# America's Next Top Model - Before and After Photos



## Karren (Sep 18, 2008)

Wow... Some have really changed!!! And maybe a bit of photoshopping too? Lol

http://tv.yahoo.com/america-s-next-t...35130/photos/1


----------



## magneticheart (Sep 18, 2008)

Some of them look so different!

The make-overs on ANTM are always better than the ones on the British version.

Last year there was a girl with shoulder length hair and they cut it into a really short crop, dyed it bright red and left a random bit of hair from the front of her hair longer than the rest.
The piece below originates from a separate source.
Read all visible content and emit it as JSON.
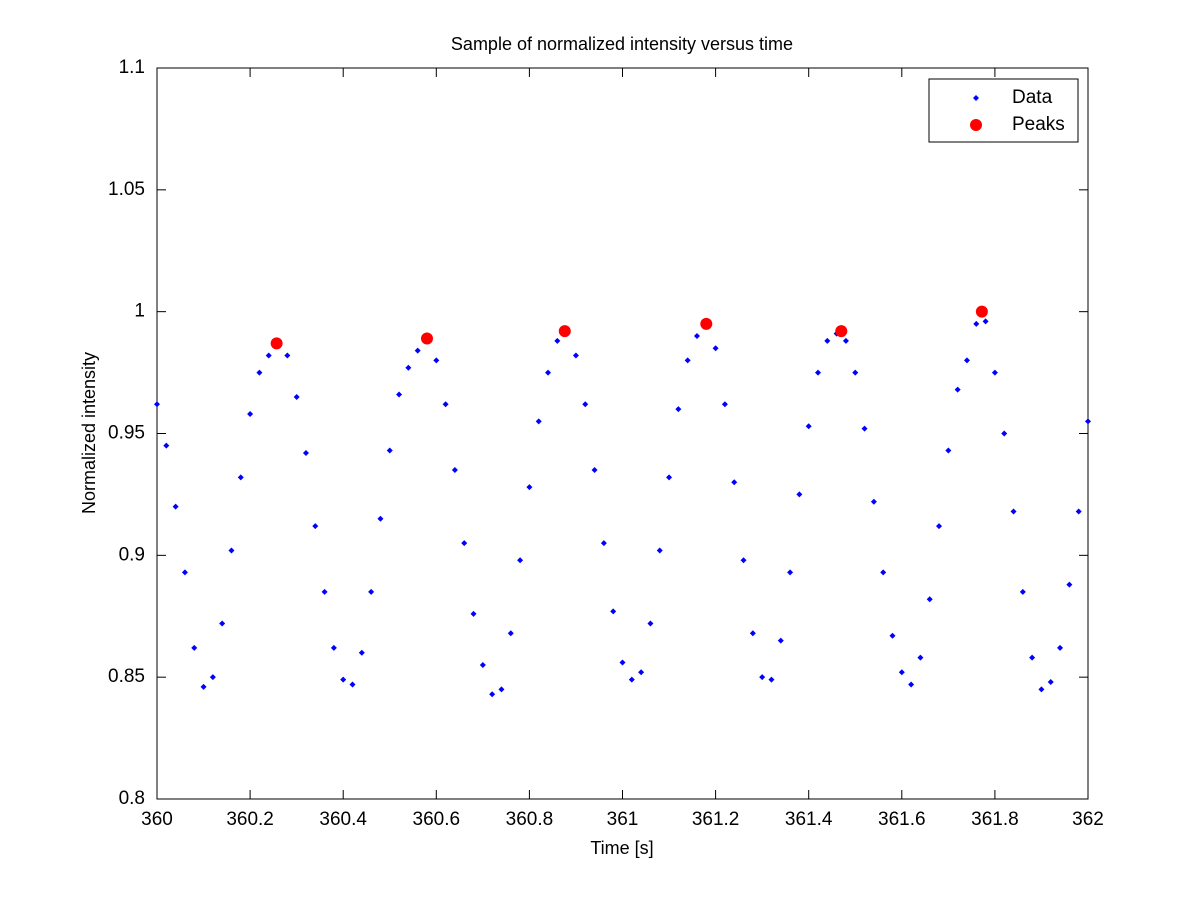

I guess it was supposed to be 'edgy' lol No wonder the poor girl cried!


----------



## Adrienne (Sep 18, 2008)

I always love seeing their drastic changes.


----------



## Jessica (Sep 18, 2008)

My fave part of the show...makeovers!!!!


----------



## reesesilverstar (Sep 18, 2008)

They really do look different... Maybe I should sign up and see what happens....

Yea right...


----------



## daer0n (Sep 18, 2008)

Yeah they do look a lot different but photoshopping always makes people look quite different, and these pictures are uber photoshopped.


----------



## bCreative (Sep 18, 2008)

I love Elina's facial features, plus I think the hair works for her.


----------



## Karren (Sep 19, 2008)

Originally Posted by *daer0n* /img/forum/go_quote.gif Yeah they do look a lot different but photoshopping always makes people look quite different, and these pictures are uber photoshopped. LOL I'm in serious need of being photoshopped myself!! lol


----------